The basic plot echoes its original. The beautiful Roxanne is loved from afar by a Cyrano who is a gifted author and a swordsman to be feared but who sees himself as too ugly to be  loveable. Roxanne falls in love with Christian de Neuvillette, handsome but inarticulate, on the  eve of his joining Cyrano’s troop of musketeers. Roxanne, who has known Cyrano from childhood, begs Cyrano to be Christian’s mentor and protector.

Cyrano stage manages  Christian’s courtship, arranging a hasty marriage that frustrates the effort of the regiment’s  commander to win Roxanne. The enraged commander orders his men to the front in an  ongoing war. On the eve of a final battle, Cyrano ghost-writes a farewell to Roxanne. When  Christian dies in the battle, Cyrano leaves the letter on his compatriot’s body and it finds its way  to his widow, Roxanne. Grief stricken, she consigns herself to a convent, where for three years,  Cyrano pays her a weekly visit. Fatally injured in an assassination attempt, Cyrano makes a final  visit to Roxanne, reminding her of her promise to let him read the farewell purportedly written by Christian. When as night falls, he continues to read the letter aloud in darkness, Roxanne  realizes he, not Christian is its author, and, as Cyrano dies, she announces her love for him: “I have loved but one man in my life, and I have lost him twice.”

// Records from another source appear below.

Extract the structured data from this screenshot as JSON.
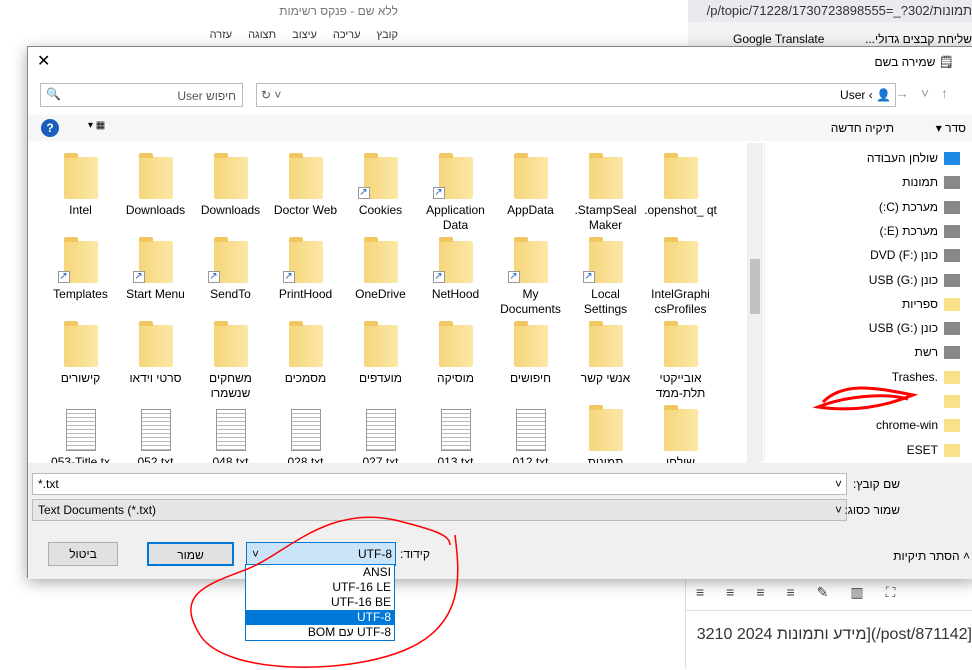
{
  "notepad": {
    "title": "ללא שם - פנקס רשימות",
    "menu": [
      "קובץ",
      "עריכה",
      "עיצוב",
      "תצוגה",
      "עזרה"
    ]
  },
  "browser": {
    "url": "תמונות/p/topic/71228/1730723898555=_?302/",
    "bookmarks": [
      "שליחת קבצים גדולי...",
      "Google Translate",
      "הו"
    ],
    "editor_text": "[post/871142/)[מידע ותמונות 2024 3210"
  },
  "dialog": {
    "title": "שמירה בשם",
    "address": {
      "path": "User",
      "search_placeholder": "חיפוש User"
    },
    "toolbar": {
      "organize": "סדר",
      "new_folder": "תיקיה חדשה"
    },
    "items": [
      {
        "name": "Intel",
        "type": "folder"
      },
      {
        "name": "Downloads",
        "type": "folder"
      },
      {
        "name": "Downloads",
        "type": "folder"
      },
      {
        "name": "Doctor Web",
        "type": "folder"
      },
      {
        "name": "Cookies",
        "type": "shortcut"
      },
      {
        "name": "Application Data",
        "type": "shortcut"
      },
      {
        "name": "AppData",
        "type": "folder"
      },
      {
        "name": ".StampSeal Maker",
        "type": "folder"
      },
      {
        "name": ".openshot_ qt",
        "type": "folder"
      },
      {
        "name": "Templates",
        "type": "shortcut"
      },
      {
        "name": "Start Menu",
        "type": "shortcut"
      },
      {
        "name": "SendTo",
        "type": "shortcut"
      },
      {
        "name": "PrintHood",
        "type": "shortcut"
      },
      {
        "name": "OneDrive",
        "type": "folder"
      },
      {
        "name": "NetHood",
        "type": "shortcut"
      },
      {
        "name": "My Documents",
        "type": "shortcut"
      },
      {
        "name": "Local Settings",
        "type": "shortcut"
      },
      {
        "name": "IntelGraphi csProfiles",
        "type": "folder"
      },
      {
        "name": "קישורים",
        "type": "folder"
      },
      {
        "name": "סרטי וידאו",
        "type": "folder"
      },
      {
        "name": "משחקים שנשמרו",
        "type": "folder"
      },
      {
        "name": "מסמכים",
        "type": "folder"
      },
      {
        "name": "מועדפים",
        "type": "folder"
      },
      {
        "name": "מוסיקה",
        "type": "folder"
      },
      {
        "name": "חיפושים",
        "type": "folder"
      },
      {
        "name": "אנשי קשר",
        "type": "folder"
      },
      {
        "name": "אובייקטי תלת-ממד",
        "type": "folder"
      },
      {
        "name": "053-Title.tx",
        "type": "doc"
      },
      {
        "name": "052.txt",
        "type": "doc"
      },
      {
        "name": "048.txt",
        "type": "doc"
      },
      {
        "name": "028.txt",
        "type": "doc"
      },
      {
        "name": "027.txt",
        "type": "doc"
      },
      {
        "name": "013.txt",
        "type": "doc"
      },
      {
        "name": "012.txt",
        "type": "doc"
      },
      {
        "name": "תמונות",
        "type": "folder"
      },
      {
        "name": "שולחן",
        "type": "folder"
      }
    ],
    "nav": [
      "שולחן העבודה",
      "תמונות",
      "מערכת (C:)",
      "מערכת (E:)",
      "כונן DVD (F:)",
      "כונן USB (G:)",
      "ספריות",
      "כונן USB (G:)",
      "רשת",
      ".Trashes",
      "",
      "chrome-win",
      "ESET"
    ],
    "filename_label": "שם קובץ:",
    "filename_value": "*.txt",
    "type_label": "שמור כסוג:",
    "type_value": "Text Documents (*.txt)",
    "encoding_label": "קידוד:",
    "encoding_value": "UTF-8",
    "encoding_options": [
      "ANSI",
      "UTF-16 LE",
      "UTF-16 BE",
      "UTF-8",
      "UTF-8 עם BOM"
    ],
    "encoding_selected": "UTF-8",
    "save": "שמור",
    "cancel": "ביטול",
    "hide_folders": "הסתר תיקיות"
  },
  "colors": {
    "accent": "#0078d7",
    "annotation": "#ff0000"
  }
}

This latest revision of the story is  recast as a musical, complete with intricate and complex song and dance scenes. Though they  provide a gauzy, surreal element, they also blunt the intensity of the story’s tragic elements. The film also seems to be a response to the movie industry’s current concerns about lack of  inclusivenesss. The members of Cyrano’s troop are racially diverse. And two of the central characters, Christian and Le Bret, Cyrano’s boon companion, are persons of color. Drinklage,  who plays Cyrano, is a dwarf. His achondroplasia replaces the focus on the large nose sported  by Cyrano’s real life original and represented, sometimes exaggerated, in all the preceding  versions of Rostand’s play. I found myself wondering whether Anna Freud’s focus on altruism  might be blurred by a secondary focus on wokeness.

Previous versions focused on Cyrano’s  white plume. In Rostand’s original French, the word for white plume is panache. Panache has  multiple meanings in French: in addition to referring to a feathered adornment, it can mean style, referring to clothing or modes of behavior. So in his dying words in earlier versions,  Cyrano’s focus on his white plume can be a reference to the role he chose to play. Drinklage’s dying Cyrano talks about pride, not about his white plume.

Nevertheless, in those final moments, as Cyrano died and Roxanne’s loss was doubled, tears came to my eyes.